Till day that moment still gives me Shivers. I had Nightmares for quite a while afterwards but they came to pass but just the thought of it sends my body to shivers and not the good kind of shiver.
But well that incident made me forget that I was mad and not in talking terms with my parents. I could feel the twitch of my lip at that thought.
Looking at her young face as she puffed her cheeks brought me joy at the same time sending a shrill of pain. Till now I wonder how Scarlett has never pieced the tiny details together. But then again she tries everything to shut down her past I can understand her. They never had the best past ever. She talked of how they had been bullied and that's how they met Trevor. I didnt say anything as usual
while she was ranting just sat quietly while trying not to get swallowed by the memories but they still did. I remembered how I had ventured into trying to figure out about Kate’s behaviour and after following her a few days at first I wasn’t sure because the boy had just seemed to say a few thing to her before he spotted me a few feet from them and the boy left. But then I caught two of them they looked the same age as Kate but I was never sure they had her backed up against a wall inside a classroom she was infront of Scarlett sheltering her while Scarlett had been trembling behind her she had tears streaming down her face. The moment I saw one of the boys stump on Kate’s foot before shoving her backwards I remember feeling rage like no other and I ended up beating the two boys severely that they got sent to the school's nurse and that got me suspension but i didn’t care about that. I was mad at myself for not realizing it sooner. The memories kept going in and out all the time some were bitter other were sweet but all in all I ruined it all.

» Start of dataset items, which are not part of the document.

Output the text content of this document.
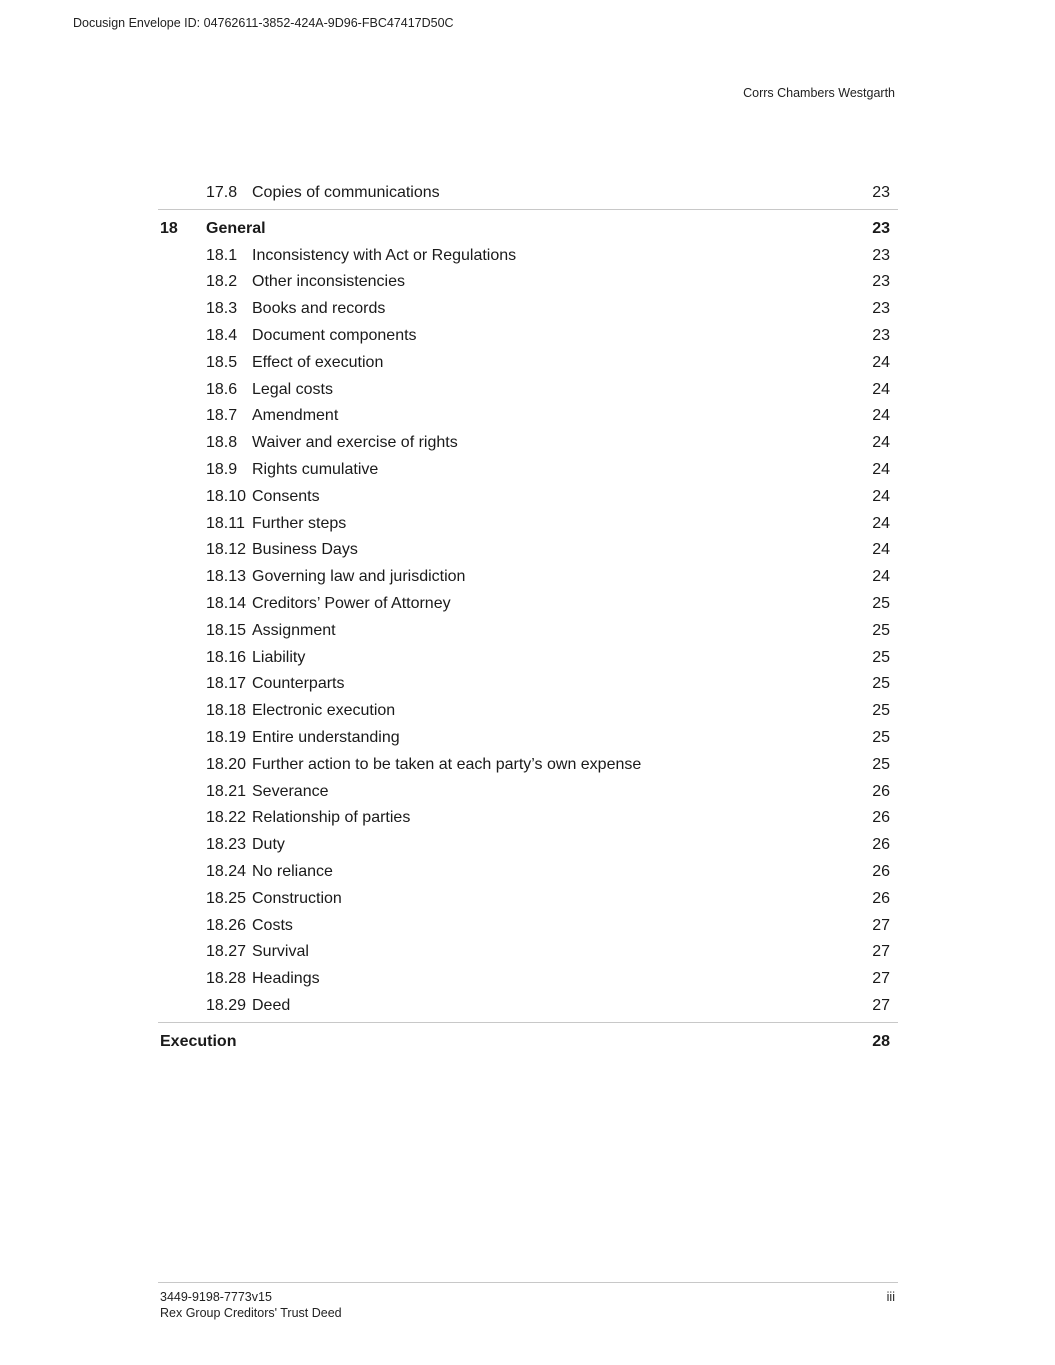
Docusign Envelope ID: 04762611-3852-424A-9D96-FBC47417D50C
Corrs Chambers Westgarth
17.8 Copies of communications	23
18 General	23
18.1 Inconsistency with Act or Regulations	23
18.2 Other inconsistencies	23
18.3 Books and records	23
18.4 Document components	23
18.5 Effect of execution	24
18.6 Legal costs	24
18.7 Amendment	24
18.8 Waiver and exercise of rights	24
18.9 Rights cumulative	24
18.10 Consents	24
18.11 Further steps	24
18.12 Business Days	24
18.13 Governing law and jurisdiction	24
18.14 Creditors’ Power of Attorney	25
18.15 Assignment	25
18.16 Liability	25
18.17 Counterparts	25
18.18 Electronic execution	25
18.19 Entire understanding	25
18.20 Further action to be taken at each party’s own expense	25
18.21 Severance	26
18.22 Relationship of parties	26
18.23 Duty	26
18.24 No reliance	26
18.25 Construction	26
18.26 Costs	27
18.27 Survival	27
18.28 Headings	27
18.29 Deed	27
Execution	28
3449-9198-7773v15
Rex Group Creditors' Trust Deed
iii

A sigh left my lips before I got up from the stool that I had been sitting on as I let my hands guide the different brushes over the canvas in front of me. Not even this made me feel anything. I Looked at the results of my brushes and hands and I had to look once again in order to understand what the painting was but then it made sense why I would draw myself like that. The painting that I had just finished was one of myself but on it the painting had no eyes but that’s not what caught my attention but the kind of hands the painting held. The hands wore scales all over while they were wrapped around my image on the painting but one came up from the left side and tore through my chest and it held a heart in its crawls. A heart that was the color of coal. I looked at the painting once more before sighing and looked at the painting next to it. One that was from back then where Kate stood. I looked on before covering the painting before settling it at a corner that had other covered paintings. I didn’t deserve to even be thinking about the great times. I wasn’t allowed to. I thought. Even though it had been fifteen years I still didn’t deserve any salvage. Serving my time wasn’t enough. Nothing will ever be.